Mr. Larry Kamper read the ad cursorily in a cast-aside Tribune as he lounged under the palm trees in the park by the railroad station waiting for a freight train to leave Aba-lone. Larry knew not what train he was waiting for, nor in which direction it might be going, nor where he would get off. But he didn’t mind. He had recently been discharged from the army, still had a little money, was reasonably his own master and comparatively free from worry. His last permanent address had been Company E, 15th U.S. Infantry, American Compound, Tientsin, China. He had been discharged at Fort Mason after his return to America on an army transport, had been paid all that was due him, and now was touring the great Southwest, a land hitherto out of his ken, on sidedoor Pullmans. So he lounged under the palm trees in the park near the railroad station, waiting for a freight train to go in either one direction or another, and cursorily read the ad in the cast-aside Tribune, And, lo, upon the world-weary traveler there fell a pall of nostalgia, and waveringly a ghost cry from the bones of his dead youth smote his ears: he had not seen a circus for ten years; to be a little boy again; to tremble at the sight of strange animals; to recapture the simple thrill of wonderment: that would be pleasure; that would be good. Larry the infantryman, Larry the booze-fighter, Larry the whorechaser, Larry the loudmouthed, read the ad and longed for his boyhood. And presently he got to his feet and wondered what time it was and started for the circus grounds.
Six blocks down Main Street Larry Kamper encountered the parade. Realizing he was too early for the show, he shouldered his way through the mass of Mexicans that cluttered the curb to get a look at the procession.
He almost laughed when he saw it.
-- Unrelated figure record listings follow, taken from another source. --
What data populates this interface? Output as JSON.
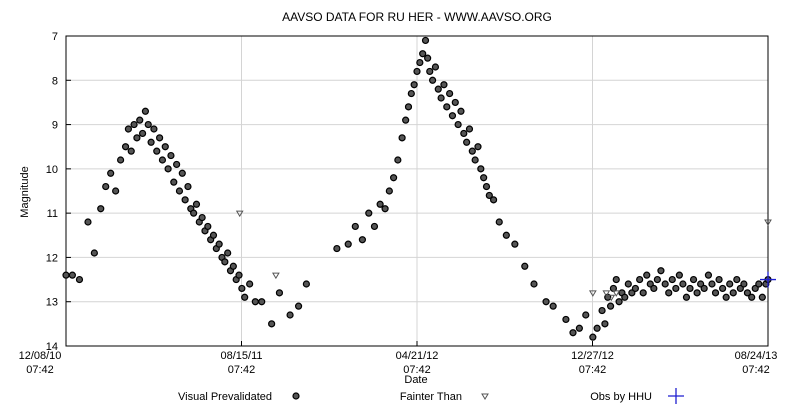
{
  "chart_data": {
    "type": "scatter",
    "title": "AAVSO DATA FOR RU HER - WWW.AAVSO.ORG",
    "xlabel": "Date",
    "ylabel": "Magnitude",
    "x_ticks": [
      {
        "date": "12/08/10",
        "time": "07:42"
      },
      {
        "date": "08/15/11",
        "time": "07:42"
      },
      {
        "date": "04/21/12",
        "time": "07:42"
      },
      {
        "date": "12/27/12",
        "time": "07:42"
      },
      {
        "date": "08/24/13",
        "time": "07:42"
      }
    ],
    "xlim": [
      "2010-12-08",
      "2013-08-24"
    ],
    "ylim": [
      14,
      7
    ],
    "y_ticks": [
      7,
      8,
      9,
      10,
      11,
      12,
      13,
      14
    ],
    "y_inverted": true,
    "grid": true,
    "legend_position": "bottom",
    "legend": [
      {
        "label": "Visual Prevalidated",
        "marker": "filled-circle"
      },
      {
        "label": "Fainter Than",
        "marker": "open-triangle-down"
      },
      {
        "label": "Obs by HHU",
        "marker": "plus",
        "color": "#1f1fd0"
      }
    ],
    "series": [
      {
        "name": "Visual Prevalidated",
        "marker": "filled-circle",
        "points": [
          [
            "2010-12-08",
            12.4
          ],
          [
            "2010-12-17",
            12.4
          ],
          [
            "2010-12-27",
            12.5
          ],
          [
            "2011-01-08",
            11.2
          ],
          [
            "2011-01-17",
            11.9
          ],
          [
            "2011-01-26",
            10.9
          ],
          [
            "2011-02-02",
            10.4
          ],
          [
            "2011-02-09",
            10.1
          ],
          [
            "2011-02-16",
            10.5
          ],
          [
            "2011-02-23",
            9.8
          ],
          [
            "2011-03-02",
            9.5
          ],
          [
            "2011-03-06",
            9.1
          ],
          [
            "2011-03-10",
            9.6
          ],
          [
            "2011-03-14",
            9.0
          ],
          [
            "2011-03-18",
            9.3
          ],
          [
            "2011-03-22",
            8.9
          ],
          [
            "2011-03-26",
            9.2
          ],
          [
            "2011-03-30",
            8.7
          ],
          [
            "2011-04-03",
            9.0
          ],
          [
            "2011-04-07",
            9.4
          ],
          [
            "2011-04-11",
            9.1
          ],
          [
            "2011-04-15",
            9.6
          ],
          [
            "2011-04-19",
            9.3
          ],
          [
            "2011-04-23",
            9.8
          ],
          [
            "2011-04-27",
            9.5
          ],
          [
            "2011-05-01",
            10.0
          ],
          [
            "2011-05-05",
            9.7
          ],
          [
            "2011-05-09",
            10.3
          ],
          [
            "2011-05-13",
            9.9
          ],
          [
            "2011-05-17",
            10.5
          ],
          [
            "2011-05-21",
            10.1
          ],
          [
            "2011-05-25",
            10.7
          ],
          [
            "2011-05-29",
            10.4
          ],
          [
            "2011-06-02",
            10.9
          ],
          [
            "2011-06-06",
            11.0
          ],
          [
            "2011-06-10",
            10.8
          ],
          [
            "2011-06-14",
            11.2
          ],
          [
            "2011-06-18",
            11.1
          ],
          [
            "2011-06-22",
            11.4
          ],
          [
            "2011-06-26",
            11.3
          ],
          [
            "2011-06-30",
            11.6
          ],
          [
            "2011-07-04",
            11.5
          ],
          [
            "2011-07-08",
            11.8
          ],
          [
            "2011-07-12",
            11.7
          ],
          [
            "2011-07-16",
            12.0
          ],
          [
            "2011-07-20",
            12.1
          ],
          [
            "2011-07-24",
            11.9
          ],
          [
            "2011-07-28",
            12.3
          ],
          [
            "2011-08-01",
            12.2
          ],
          [
            "2011-08-05",
            12.5
          ],
          [
            "2011-08-09",
            12.4
          ],
          [
            "2011-08-13",
            12.7
          ],
          [
            "2011-08-17",
            12.9
          ],
          [
            "2011-08-24",
            12.6
          ],
          [
            "2011-09-01",
            13.0
          ],
          [
            "2011-09-10",
            13.0
          ],
          [
            "2011-09-24",
            13.5
          ],
          [
            "2011-10-05",
            12.8
          ],
          [
            "2011-10-20",
            13.3
          ],
          [
            "2011-11-01",
            13.1
          ],
          [
            "2011-11-12",
            12.6
          ],
          [
            "2011-12-25",
            11.8
          ],
          [
            "2012-01-10",
            11.7
          ],
          [
            "2012-01-20",
            11.3
          ],
          [
            "2012-01-30",
            11.6
          ],
          [
            "2012-02-08",
            11.0
          ],
          [
            "2012-02-16",
            11.3
          ],
          [
            "2012-02-24",
            10.8
          ],
          [
            "2012-03-02",
            10.9
          ],
          [
            "2012-03-08",
            10.5
          ],
          [
            "2012-03-14",
            10.2
          ],
          [
            "2012-03-20",
            9.8
          ],
          [
            "2012-03-26",
            9.3
          ],
          [
            "2012-03-31",
            8.9
          ],
          [
            "2012-04-04",
            8.6
          ],
          [
            "2012-04-08",
            8.3
          ],
          [
            "2012-04-12",
            8.1
          ],
          [
            "2012-04-16",
            7.8
          ],
          [
            "2012-04-20",
            7.6
          ],
          [
            "2012-04-24",
            7.4
          ],
          [
            "2012-04-28",
            7.1
          ],
          [
            "2012-05-01",
            7.5
          ],
          [
            "2012-05-04",
            7.8
          ],
          [
            "2012-05-08",
            8.0
          ],
          [
            "2012-05-12",
            7.7
          ],
          [
            "2012-05-16",
            8.2
          ],
          [
            "2012-05-20",
            8.4
          ],
          [
            "2012-05-24",
            8.1
          ],
          [
            "2012-05-28",
            8.6
          ],
          [
            "2012-06-01",
            8.3
          ],
          [
            "2012-06-05",
            8.8
          ],
          [
            "2012-06-09",
            8.5
          ],
          [
            "2012-06-13",
            9.0
          ],
          [
            "2012-06-17",
            8.7
          ],
          [
            "2012-06-21",
            9.2
          ],
          [
            "2012-06-25",
            9.4
          ],
          [
            "2012-06-29",
            9.1
          ],
          [
            "2012-07-03",
            9.6
          ],
          [
            "2012-07-07",
            9.8
          ],
          [
            "2012-07-11",
            9.5
          ],
          [
            "2012-07-15",
            10.0
          ],
          [
            "2012-07-19",
            10.2
          ],
          [
            "2012-07-23",
            10.4
          ],
          [
            "2012-07-27",
            10.6
          ],
          [
            "2012-08-02",
            10.7
          ],
          [
            "2012-08-10",
            11.2
          ],
          [
            "2012-08-20",
            11.5
          ],
          [
            "2012-09-01",
            11.7
          ],
          [
            "2012-09-15",
            12.2
          ],
          [
            "2012-09-28",
            12.6
          ],
          [
            "2012-10-15",
            13.0
          ],
          [
            "2012-10-25",
            13.1
          ],
          [
            "2012-11-12",
            13.4
          ],
          [
            "2012-11-22",
            13.7
          ],
          [
            "2012-12-01",
            13.6
          ],
          [
            "2012-12-10",
            13.3
          ],
          [
            "2012-12-20",
            13.8
          ],
          [
            "2012-12-26",
            13.6
          ],
          [
            "2013-01-02",
            13.2
          ],
          [
            "2013-01-06",
            13.5
          ],
          [
            "2013-01-10",
            12.9
          ],
          [
            "2013-01-14",
            13.1
          ],
          [
            "2013-01-18",
            12.7
          ],
          [
            "2013-01-22",
            12.5
          ],
          [
            "2013-01-26",
            13.0
          ],
          [
            "2013-01-30",
            12.8
          ],
          [
            "2013-02-03",
            12.9
          ],
          [
            "2013-02-08",
            12.6
          ],
          [
            "2013-02-13",
            12.8
          ],
          [
            "2013-02-18",
            12.7
          ],
          [
            "2013-02-24",
            12.5
          ],
          [
            "2013-03-01",
            12.8
          ],
          [
            "2013-03-06",
            12.4
          ],
          [
            "2013-03-11",
            12.6
          ],
          [
            "2013-03-16",
            12.7
          ],
          [
            "2013-03-21",
            12.5
          ],
          [
            "2013-03-26",
            12.3
          ],
          [
            "2013-04-01",
            12.6
          ],
          [
            "2013-04-06",
            12.8
          ],
          [
            "2013-04-11",
            12.5
          ],
          [
            "2013-04-16",
            12.7
          ],
          [
            "2013-04-21",
            12.4
          ],
          [
            "2013-04-26",
            12.6
          ],
          [
            "2013-05-01",
            12.9
          ],
          [
            "2013-05-06",
            12.7
          ],
          [
            "2013-05-11",
            12.5
          ],
          [
            "2013-05-16",
            12.8
          ],
          [
            "2013-05-21",
            12.6
          ],
          [
            "2013-05-26",
            12.7
          ],
          [
            "2013-06-01",
            12.4
          ],
          [
            "2013-06-06",
            12.6
          ],
          [
            "2013-06-11",
            12.8
          ],
          [
            "2013-06-16",
            12.5
          ],
          [
            "2013-06-21",
            12.7
          ],
          [
            "2013-06-26",
            12.9
          ],
          [
            "2013-07-01",
            12.6
          ],
          [
            "2013-07-06",
            12.8
          ],
          [
            "2013-07-11",
            12.5
          ],
          [
            "2013-07-16",
            12.7
          ],
          [
            "2013-07-21",
            12.6
          ],
          [
            "2013-07-26",
            12.8
          ],
          [
            "2013-08-01",
            12.9
          ],
          [
            "2013-08-06",
            12.7
          ],
          [
            "2013-08-11",
            12.6
          ],
          [
            "2013-08-16",
            12.9
          ],
          [
            "2013-08-21",
            12.6
          ],
          [
            "2013-08-26",
            12.5
          ]
        ]
      },
      {
        "name": "Fainter Than",
        "marker": "open-triangle-down",
        "points": [
          [
            "2011-08-10",
            11.0
          ],
          [
            "2011-09-30",
            12.4
          ],
          [
            "2012-12-20",
            12.8
          ],
          [
            "2013-01-08",
            12.8
          ],
          [
            "2013-01-15",
            12.9
          ],
          [
            "2013-01-22",
            12.8
          ],
          [
            "2013-08-25",
            11.2
          ]
        ]
      },
      {
        "name": "Obs by HHU",
        "marker": "plus",
        "color": "#1f1fd0",
        "points": [
          [
            "2013-08-28",
            12.5
          ]
        ]
      }
    ]
  }
}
Only three frowzy little beast-drawn wagons, the first driven by an old Chinaman, the second by a pale bearded man, the last by a Jewish-looking fellow with a cap of goat horns on his head. There was a big coiled
grey snake in the Chinaman’s wagon, a bear in the second wagon, a green dog in the last.
“Hey,” said a man standing beside Larry, “what sort of animal is that thing pulling the first cart there?”
Larry looked and saw a horse bearing on its forehead a long thin white horn.
“Just some fake,” said Larry. “What d’you call them things? Singlehorns? That aint it. Monohorns? Naw . . . uh . . . unicorns? That’s it. Unicorn. Fellah took a horse and made a unicorn out of it by pasting a horn on its head, I guess.”
“Yeah, but that aint no horse like any ever what I see,” said the man. “Look at thet there tail. Ever see a horse with a tail like that critter’s got?”
“Well, I don’t know a hell of a lot about horses,” said Larry. “I been in the infantry six years. But it aint no unicorn; I know that, ‘cause there aint no unicorns, nor ever was.”
“Well, sir, that thing aint a horse either,” said the man. “I been boy-raised with horses, and I can tell ‘em when I see ‘em; and that aint no horse.”
“I guess it’s a freak of some kind then,” said Larry. And he also said: “Well, Jeesis, what’s that thing driving the last wagon?”
The man looked and said: “Why, it’s just a feller with some goat horns on his head. Another fake, I reckon.”
“I never seen a man like that before,” said Larry. “Look at his feet.”
“What’s the matter with his feet?”
“Aw, he pulled ‘em down too quick. He had ‘em up on the dashboard for just a second. Had awful funny-looking shoes on, if you could call ‘em shoes. Look at his face; ever see a face like that before?”
“Sure,” said the man; “hell of a lot of ‘em. What’s wrong with his face?”
“I dunno,” said Larry. “The whole thing’s screwy, anyway. Circus parade with only three wagons! My Gawd. Hey, what’s that animal in the last wagon?”